First Kiss
Nov 19 2021
We were not touchy-feely.
No one mentioned love,
and certainly never coupled it
with the pronoun you.
Words were not meant to clarify
but evade.
Silence was even better,
denial, a perfect refuge.
So you learn to project
defend
withdraw.
Intimacy is threatening,
a distressingly alien terrain.
Instead, you're always on high alert;
hyper-vigilant, and armoured well,
elbows sharpened
shoulders tense.
So the first time she said I love you
and you somehow said it back
the sensation was thrilling.
As if by mouthing the words
you had violated some taboo,
transgressed
your own impervious shell.
As if you'd surrendered to danger,
then found it was all an illusion
and there was really nothing to fear.
Your soft underbelly exposed
and there had been no death blow,
no hidden dagger
slipped deftly under your ribs.
Then you managed to say it again,
tongue thick
lips dry with anxiety.
Which she soothed with her own,
rising up on her toes
like a brightly mischievous sprite
as if a warm wet kiss
was the most natural thing in the world.
And for the first time
you felt something electric
light up every synapse
send heat up your spine.
And now for something completely different.

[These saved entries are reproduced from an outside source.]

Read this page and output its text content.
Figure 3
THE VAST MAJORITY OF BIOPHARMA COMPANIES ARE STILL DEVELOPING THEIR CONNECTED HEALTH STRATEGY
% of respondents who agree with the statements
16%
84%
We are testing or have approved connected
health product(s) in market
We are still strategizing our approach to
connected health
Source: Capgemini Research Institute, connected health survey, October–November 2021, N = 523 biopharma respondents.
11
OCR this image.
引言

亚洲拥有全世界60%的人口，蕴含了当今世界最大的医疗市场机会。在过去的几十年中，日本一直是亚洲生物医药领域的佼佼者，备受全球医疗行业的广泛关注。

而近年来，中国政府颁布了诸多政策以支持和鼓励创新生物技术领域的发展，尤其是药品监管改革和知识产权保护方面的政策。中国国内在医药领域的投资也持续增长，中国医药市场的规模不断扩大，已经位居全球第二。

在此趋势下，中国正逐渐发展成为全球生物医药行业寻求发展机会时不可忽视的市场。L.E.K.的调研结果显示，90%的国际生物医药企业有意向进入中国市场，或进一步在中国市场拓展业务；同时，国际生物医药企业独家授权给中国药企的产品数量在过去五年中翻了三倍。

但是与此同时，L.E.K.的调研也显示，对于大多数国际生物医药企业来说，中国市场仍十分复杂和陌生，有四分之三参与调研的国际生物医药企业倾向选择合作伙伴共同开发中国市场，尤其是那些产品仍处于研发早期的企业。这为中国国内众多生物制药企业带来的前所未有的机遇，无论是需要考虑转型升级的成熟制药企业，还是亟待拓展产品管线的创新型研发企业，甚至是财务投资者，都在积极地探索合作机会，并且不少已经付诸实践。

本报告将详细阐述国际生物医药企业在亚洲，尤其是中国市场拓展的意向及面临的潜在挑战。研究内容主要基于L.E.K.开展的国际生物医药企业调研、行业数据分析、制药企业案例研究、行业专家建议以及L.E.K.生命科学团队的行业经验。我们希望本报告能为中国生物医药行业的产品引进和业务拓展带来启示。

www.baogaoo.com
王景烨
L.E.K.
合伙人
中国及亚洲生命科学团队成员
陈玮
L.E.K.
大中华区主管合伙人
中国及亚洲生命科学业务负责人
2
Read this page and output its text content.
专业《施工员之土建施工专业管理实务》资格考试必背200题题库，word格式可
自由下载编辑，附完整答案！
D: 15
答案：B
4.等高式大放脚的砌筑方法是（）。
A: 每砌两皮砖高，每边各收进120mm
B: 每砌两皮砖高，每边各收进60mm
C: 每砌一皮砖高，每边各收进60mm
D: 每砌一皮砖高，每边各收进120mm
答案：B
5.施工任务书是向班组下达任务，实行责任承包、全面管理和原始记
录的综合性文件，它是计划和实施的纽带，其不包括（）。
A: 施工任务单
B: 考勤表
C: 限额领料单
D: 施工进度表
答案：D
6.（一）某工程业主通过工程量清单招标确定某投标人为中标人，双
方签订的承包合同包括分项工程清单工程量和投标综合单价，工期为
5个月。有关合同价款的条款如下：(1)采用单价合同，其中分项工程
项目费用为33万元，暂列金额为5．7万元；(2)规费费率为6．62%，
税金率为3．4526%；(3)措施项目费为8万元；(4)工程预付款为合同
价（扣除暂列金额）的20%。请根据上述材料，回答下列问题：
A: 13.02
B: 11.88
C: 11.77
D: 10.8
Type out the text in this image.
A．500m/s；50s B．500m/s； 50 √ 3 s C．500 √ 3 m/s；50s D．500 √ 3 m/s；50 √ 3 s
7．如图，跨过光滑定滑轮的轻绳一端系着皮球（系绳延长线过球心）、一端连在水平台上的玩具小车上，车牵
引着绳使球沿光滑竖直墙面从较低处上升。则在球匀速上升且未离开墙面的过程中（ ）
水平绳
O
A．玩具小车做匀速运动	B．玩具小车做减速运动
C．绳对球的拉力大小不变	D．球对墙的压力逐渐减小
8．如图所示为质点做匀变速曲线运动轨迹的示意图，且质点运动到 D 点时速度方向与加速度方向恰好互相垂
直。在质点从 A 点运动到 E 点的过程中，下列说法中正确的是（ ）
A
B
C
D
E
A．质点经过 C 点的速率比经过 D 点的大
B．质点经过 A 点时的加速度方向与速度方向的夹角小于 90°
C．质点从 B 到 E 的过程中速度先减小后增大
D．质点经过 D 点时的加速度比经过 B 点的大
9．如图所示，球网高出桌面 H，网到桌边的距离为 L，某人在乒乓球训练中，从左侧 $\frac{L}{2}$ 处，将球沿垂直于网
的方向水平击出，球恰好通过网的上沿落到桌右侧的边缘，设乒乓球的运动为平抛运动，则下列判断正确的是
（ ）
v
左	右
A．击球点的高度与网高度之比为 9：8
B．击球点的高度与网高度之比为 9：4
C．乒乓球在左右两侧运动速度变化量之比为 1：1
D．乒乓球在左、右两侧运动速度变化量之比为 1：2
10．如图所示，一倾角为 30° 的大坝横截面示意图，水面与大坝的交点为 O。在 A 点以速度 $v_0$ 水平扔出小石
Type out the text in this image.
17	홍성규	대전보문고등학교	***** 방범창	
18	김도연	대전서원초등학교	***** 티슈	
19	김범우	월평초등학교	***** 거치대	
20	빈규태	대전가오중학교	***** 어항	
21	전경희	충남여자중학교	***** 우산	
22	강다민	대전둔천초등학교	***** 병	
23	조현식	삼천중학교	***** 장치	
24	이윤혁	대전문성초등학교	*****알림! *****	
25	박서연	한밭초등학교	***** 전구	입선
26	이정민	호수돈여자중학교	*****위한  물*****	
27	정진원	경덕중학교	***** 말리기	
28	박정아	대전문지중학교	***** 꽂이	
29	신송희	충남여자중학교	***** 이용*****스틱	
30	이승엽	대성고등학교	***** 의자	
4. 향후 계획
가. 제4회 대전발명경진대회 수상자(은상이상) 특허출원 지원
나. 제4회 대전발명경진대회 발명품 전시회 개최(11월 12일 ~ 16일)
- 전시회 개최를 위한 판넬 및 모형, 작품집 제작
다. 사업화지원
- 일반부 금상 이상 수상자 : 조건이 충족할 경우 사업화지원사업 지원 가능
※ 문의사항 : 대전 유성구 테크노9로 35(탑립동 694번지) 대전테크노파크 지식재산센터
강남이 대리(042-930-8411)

This started out as an uncomfortably confessional poem, and it seems as if, very predictably, I quickly deflected any possible inference that it might be personal: not only turning it into something innocuous and romanticized, but also by reverting -- not even getting past the 2nd stanza! -- to the 2nd person. Which as the poem progresses, gains ever more distance from the intimacy with which it began. Nevertheless, I would feel both dishonest and cowardly if I were to eliminate that single tell-tale We from the opening stanza.